For strength training sessions, warm up by moving and stretching the areas you plan to target. For example, walk briskly for a few minutes to get your body moving. Then dynamically stretch your arms before bicep curls or your hamstrings before leg presses.

Cooling down after an intense workout is crucial. It helps your heart rate and body temperature gradually return to normal. Stopping suddenly could make you feel ill or even pass out.

To cool down, consider walking for a few minutes until your heart rate has dropped to normal. Then take some time to stretch. Stretching can help prevent the buildup of lactic acid and may help reduce muscle stiffness and cramping after exercise.

Rehydrating is also an important part of cooling down, no matter what type of exercise you’ve done. Be sure to drink water before, during, and after your workout. You can also replenish your energy with healthy snacks that combine carbohydrates and protein.

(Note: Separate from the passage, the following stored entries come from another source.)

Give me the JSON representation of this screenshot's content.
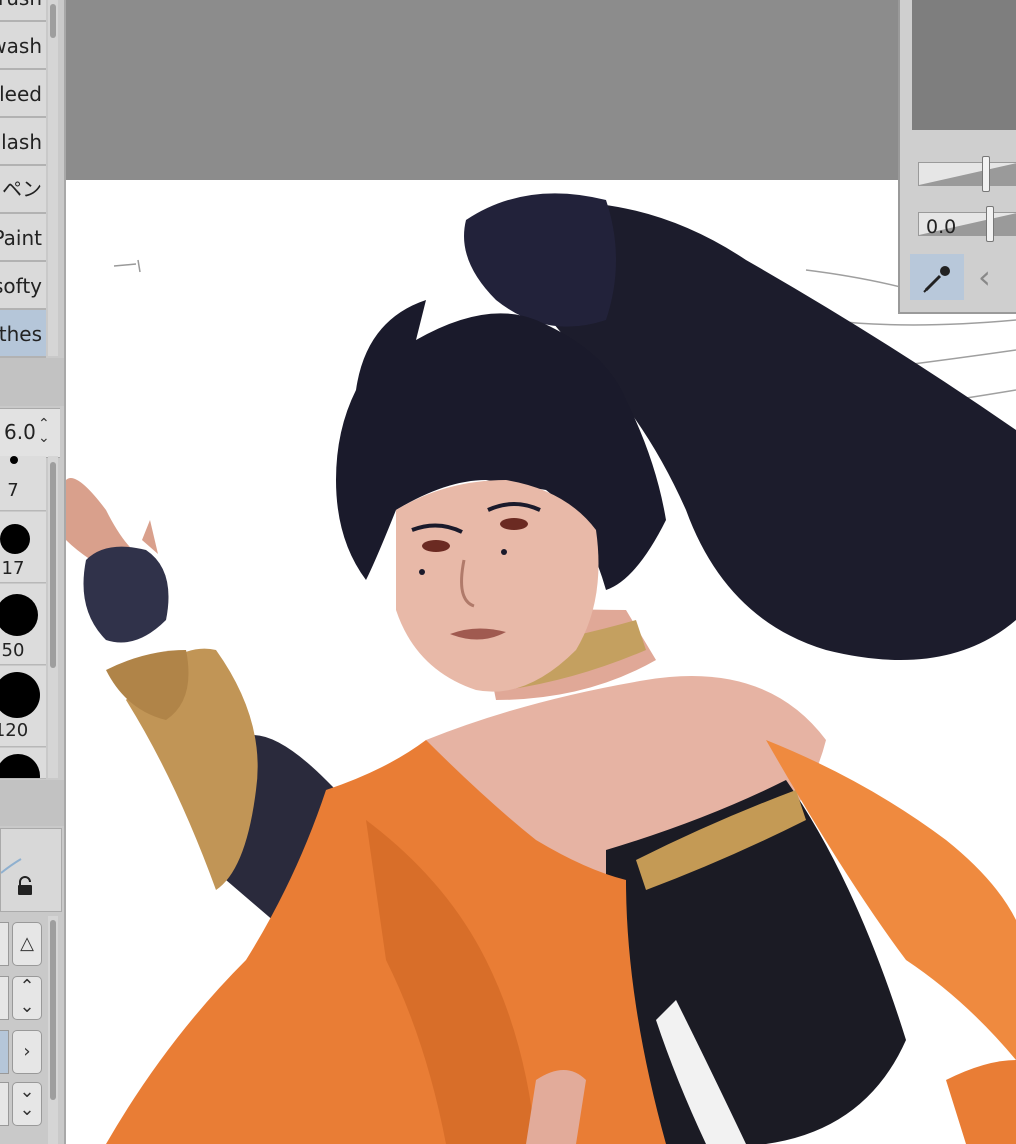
{
  "brush_list": [
    "rush",
    "wash",
    "leed",
    "plash",
    "ペン",
    "Paint",
    "softy",
    "thes"
  ],
  "selected_brush_index": 7,
  "brush_size": {
    "value": "6.0"
  },
  "size_presets": [
    "7",
    "17",
    "50",
    "120"
  ],
  "opacity_slider": {
    "value": "0.0"
  },
  "icons": {
    "eyedropper": "eyedropper-icon",
    "back": "chevron-left-icon",
    "lock": "lock-icon",
    "up_stepper": "chevron-up-down-icon",
    "triangle": "triangle-icon",
    "expand": "chevron-right-icon",
    "double_down": "double-chevron-down-icon"
  },
  "colors": {
    "selection": "#b5c6d9",
    "panel": "#c9c9c9",
    "canvas": "#ffffff",
    "hair": "#1c1c2c",
    "garment": "#e97d35",
    "skin": "#e6b3a3"
  }
}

Aerobic and anaerobic exercise both have their benefits. Including both aerobic and strength training activities in your regular workout routine will give you the best of both worlds.

Varying your workouts can help keep exercise interesting. It may help you reach your fitness goals a little faster. For example, try a mix of different aerobic activities, such as running, hiking, cycling, and dancing. Dedicate different strength training sessions to different muscle groups. This will give them time to recover between workouts.

Including a variety of aerobic and strength training activities in your routine may help you reach your fitness goals faster.